Cross Recurrence Plot Toolbox v5.29 (R38)

CRP Toolbox

microstates

Set of microstates from a recurrence plot.

Syntax

m=microstates(x)
[m,p]=microstates(x)
[m,p]=microstates(x,k)

Description

m=microstates(x) finds matrix m of all microstates from recurrence matrix x. Microstates are numbered from 1 to N, where N is the max. number of available microstates. Per default microstates have size k=2, thus N = 16.

[m,p]=microstates(x) further provides the set of microstate patterns in p as a (2 × 2 × N) matrix. The microstate index in m corresponds to the pattern index in the 3rd dimension.

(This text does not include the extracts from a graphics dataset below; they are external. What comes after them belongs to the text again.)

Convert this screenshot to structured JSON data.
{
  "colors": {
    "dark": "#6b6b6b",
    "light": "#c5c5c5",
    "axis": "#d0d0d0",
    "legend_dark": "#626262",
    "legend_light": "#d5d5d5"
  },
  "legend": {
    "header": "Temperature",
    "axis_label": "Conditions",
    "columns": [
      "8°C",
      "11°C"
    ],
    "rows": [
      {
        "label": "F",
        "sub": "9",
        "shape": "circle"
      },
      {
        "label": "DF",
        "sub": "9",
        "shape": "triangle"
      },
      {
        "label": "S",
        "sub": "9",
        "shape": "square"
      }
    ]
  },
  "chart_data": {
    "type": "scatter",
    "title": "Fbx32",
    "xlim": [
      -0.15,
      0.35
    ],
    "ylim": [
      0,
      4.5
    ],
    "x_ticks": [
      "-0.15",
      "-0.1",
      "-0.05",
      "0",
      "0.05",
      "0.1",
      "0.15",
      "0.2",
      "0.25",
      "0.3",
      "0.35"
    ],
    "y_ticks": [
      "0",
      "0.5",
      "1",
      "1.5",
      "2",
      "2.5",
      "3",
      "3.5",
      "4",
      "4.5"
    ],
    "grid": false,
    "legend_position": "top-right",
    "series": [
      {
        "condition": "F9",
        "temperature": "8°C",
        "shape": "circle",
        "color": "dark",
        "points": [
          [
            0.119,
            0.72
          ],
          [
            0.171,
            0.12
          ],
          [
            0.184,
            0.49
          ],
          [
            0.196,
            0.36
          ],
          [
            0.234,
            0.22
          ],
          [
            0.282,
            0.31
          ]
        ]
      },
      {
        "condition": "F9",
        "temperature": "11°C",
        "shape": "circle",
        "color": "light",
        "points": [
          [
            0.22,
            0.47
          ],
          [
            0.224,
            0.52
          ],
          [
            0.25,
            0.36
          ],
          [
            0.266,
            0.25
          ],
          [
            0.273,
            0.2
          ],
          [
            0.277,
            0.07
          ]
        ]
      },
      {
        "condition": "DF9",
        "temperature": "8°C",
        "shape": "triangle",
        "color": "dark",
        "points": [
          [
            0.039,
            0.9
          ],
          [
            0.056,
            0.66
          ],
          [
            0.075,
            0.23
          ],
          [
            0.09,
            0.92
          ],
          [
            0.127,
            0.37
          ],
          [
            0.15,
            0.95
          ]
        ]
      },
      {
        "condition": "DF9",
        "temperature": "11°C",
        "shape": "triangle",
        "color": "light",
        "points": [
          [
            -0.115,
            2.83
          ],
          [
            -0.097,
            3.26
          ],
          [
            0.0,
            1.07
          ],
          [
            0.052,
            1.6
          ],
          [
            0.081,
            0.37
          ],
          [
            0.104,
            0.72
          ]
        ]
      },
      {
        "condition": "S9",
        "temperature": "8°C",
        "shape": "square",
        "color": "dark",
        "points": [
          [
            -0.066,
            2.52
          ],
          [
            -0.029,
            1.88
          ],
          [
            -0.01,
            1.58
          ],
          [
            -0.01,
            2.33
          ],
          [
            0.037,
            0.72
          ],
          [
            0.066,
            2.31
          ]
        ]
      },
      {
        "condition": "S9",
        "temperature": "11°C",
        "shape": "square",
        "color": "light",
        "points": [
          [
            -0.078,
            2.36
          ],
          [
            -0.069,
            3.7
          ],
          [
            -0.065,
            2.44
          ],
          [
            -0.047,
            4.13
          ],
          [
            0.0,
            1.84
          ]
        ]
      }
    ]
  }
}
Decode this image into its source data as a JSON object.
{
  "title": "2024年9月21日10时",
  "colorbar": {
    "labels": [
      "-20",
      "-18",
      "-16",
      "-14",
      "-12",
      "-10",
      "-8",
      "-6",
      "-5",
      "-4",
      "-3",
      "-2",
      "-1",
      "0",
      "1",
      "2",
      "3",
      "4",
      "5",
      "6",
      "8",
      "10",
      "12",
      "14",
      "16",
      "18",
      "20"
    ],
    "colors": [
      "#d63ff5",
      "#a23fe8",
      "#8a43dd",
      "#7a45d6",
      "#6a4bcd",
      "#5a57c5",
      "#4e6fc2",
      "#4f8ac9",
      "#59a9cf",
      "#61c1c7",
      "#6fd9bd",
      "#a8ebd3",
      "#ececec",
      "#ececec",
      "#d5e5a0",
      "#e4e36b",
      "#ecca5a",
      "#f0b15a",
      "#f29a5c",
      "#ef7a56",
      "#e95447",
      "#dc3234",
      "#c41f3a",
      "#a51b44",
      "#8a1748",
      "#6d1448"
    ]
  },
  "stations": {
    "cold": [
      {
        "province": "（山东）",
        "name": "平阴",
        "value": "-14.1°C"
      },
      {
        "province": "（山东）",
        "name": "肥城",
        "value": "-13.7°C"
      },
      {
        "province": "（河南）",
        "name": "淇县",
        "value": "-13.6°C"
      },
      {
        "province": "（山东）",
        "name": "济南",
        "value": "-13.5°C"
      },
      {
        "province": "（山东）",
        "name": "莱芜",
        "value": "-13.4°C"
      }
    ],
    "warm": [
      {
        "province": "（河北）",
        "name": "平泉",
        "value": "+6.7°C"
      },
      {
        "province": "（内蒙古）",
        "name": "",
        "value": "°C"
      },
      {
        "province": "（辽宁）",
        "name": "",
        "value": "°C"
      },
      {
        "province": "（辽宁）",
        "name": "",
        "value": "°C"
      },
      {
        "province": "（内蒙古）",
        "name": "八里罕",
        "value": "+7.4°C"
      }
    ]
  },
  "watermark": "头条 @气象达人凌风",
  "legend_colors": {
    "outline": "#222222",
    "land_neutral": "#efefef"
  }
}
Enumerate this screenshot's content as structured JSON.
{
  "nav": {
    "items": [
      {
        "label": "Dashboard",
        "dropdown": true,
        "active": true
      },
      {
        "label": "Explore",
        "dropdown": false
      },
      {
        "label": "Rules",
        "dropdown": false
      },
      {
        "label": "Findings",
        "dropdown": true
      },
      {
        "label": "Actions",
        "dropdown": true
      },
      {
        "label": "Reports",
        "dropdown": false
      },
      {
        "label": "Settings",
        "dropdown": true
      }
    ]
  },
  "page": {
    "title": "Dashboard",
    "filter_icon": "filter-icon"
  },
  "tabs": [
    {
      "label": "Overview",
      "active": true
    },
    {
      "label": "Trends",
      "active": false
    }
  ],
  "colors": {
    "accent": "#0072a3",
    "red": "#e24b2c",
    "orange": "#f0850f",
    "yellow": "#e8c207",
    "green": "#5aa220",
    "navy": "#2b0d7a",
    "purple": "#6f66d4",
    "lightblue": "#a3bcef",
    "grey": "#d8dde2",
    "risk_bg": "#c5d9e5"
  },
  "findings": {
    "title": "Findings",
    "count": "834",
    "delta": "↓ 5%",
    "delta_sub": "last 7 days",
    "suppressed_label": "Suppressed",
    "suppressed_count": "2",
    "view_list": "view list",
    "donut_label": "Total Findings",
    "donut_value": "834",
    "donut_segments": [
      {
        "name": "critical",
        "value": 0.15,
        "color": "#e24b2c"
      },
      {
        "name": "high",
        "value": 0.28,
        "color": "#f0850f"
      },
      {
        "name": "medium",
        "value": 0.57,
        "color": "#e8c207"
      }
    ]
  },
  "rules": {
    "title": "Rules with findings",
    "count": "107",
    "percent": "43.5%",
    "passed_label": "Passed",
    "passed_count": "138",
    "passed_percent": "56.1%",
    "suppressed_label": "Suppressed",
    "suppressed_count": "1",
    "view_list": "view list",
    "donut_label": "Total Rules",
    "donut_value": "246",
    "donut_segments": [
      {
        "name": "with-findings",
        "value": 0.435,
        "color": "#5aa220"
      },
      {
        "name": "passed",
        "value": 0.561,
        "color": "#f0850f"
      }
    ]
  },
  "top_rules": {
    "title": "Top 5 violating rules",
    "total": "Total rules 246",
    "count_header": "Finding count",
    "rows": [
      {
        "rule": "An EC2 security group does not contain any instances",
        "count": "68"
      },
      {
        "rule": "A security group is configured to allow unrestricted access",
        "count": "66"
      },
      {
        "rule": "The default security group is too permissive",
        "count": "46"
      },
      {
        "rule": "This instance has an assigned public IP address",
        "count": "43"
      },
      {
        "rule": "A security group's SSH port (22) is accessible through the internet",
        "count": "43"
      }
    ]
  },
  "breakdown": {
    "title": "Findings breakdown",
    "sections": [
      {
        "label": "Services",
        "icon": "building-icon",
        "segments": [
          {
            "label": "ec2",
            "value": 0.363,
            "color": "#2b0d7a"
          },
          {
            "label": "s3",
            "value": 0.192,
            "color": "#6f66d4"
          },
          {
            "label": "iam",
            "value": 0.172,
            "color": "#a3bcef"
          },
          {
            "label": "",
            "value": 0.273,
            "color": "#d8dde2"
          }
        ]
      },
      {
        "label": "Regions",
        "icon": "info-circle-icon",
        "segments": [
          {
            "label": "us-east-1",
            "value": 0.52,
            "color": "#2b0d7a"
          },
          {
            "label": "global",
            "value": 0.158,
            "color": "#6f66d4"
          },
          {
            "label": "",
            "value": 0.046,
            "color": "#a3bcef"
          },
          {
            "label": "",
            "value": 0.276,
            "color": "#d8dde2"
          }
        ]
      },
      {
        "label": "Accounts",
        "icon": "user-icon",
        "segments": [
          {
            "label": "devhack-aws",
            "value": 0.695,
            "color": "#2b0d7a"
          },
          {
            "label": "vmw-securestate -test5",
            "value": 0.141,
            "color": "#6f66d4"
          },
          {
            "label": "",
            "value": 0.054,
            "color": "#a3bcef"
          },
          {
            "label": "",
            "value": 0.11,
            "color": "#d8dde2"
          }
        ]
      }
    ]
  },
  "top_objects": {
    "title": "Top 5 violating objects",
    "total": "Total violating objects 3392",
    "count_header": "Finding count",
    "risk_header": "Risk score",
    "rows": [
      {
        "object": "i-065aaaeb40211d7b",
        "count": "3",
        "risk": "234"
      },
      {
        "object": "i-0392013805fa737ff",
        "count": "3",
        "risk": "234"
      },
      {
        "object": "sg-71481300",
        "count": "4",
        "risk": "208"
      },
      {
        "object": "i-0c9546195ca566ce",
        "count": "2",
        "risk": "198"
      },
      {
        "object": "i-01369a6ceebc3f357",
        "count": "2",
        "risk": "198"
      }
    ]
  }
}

...=microstates(x,k) uses microstates of size k x k. The total number of microstates is N = k(2k).

Examples

a = sin(linspace(0,5*2*pi,1050)); % sine
b = rand(1000,1); % noise
Xa = crp(a,2,50,.2,'nonorm','nogui'); % recurrence plot for sine
Xb = crp(b,1,1,.2,'nonorm','nogui'); % recurrence plot for noise
K = 3; % size of microstates
[Ma, P] = microstates(Xa, K); % microstates for sine
Mb = microstates(Xb, K); % microstates for noise
Ha = hist(Ma(:), 1:2^(K^2)); % histogram of microstates for sine
Hb = hist(Mb(:), 1:2^(K^2)); % histogram of microstates for noise
 
% show microstates histograms
subplot(2,1,1)
bar(log10(Ha))
ylabel('Frequency')
title('Histogram microstates sine')

subplot(2,1,2)
bar(log10(Hb))
ylabel('Frequency'), xlabel('Microstate index')
title('Histogram microstates noise')

% show most frequent microstates
[~, idx] = sort(Ha, 'desc'); % sorted histogram
clf
for i = 1:16
  subplot(4,4,i)
  imagesc(P(:,:,idx(i))), caxis([0 1])
  title(sprintf('Percentage: %2.2f', 100*Ha(idx(i))/sum(Ha)))
end
colormap([1 1 1; 0 0 0])
sgtitle('Most frequent microstates')

See Also

crqa, dl, tt

References

Corso, F., et al.: Quantifying entropy using recurrence matrix microstates, Chaos, 28, 2018.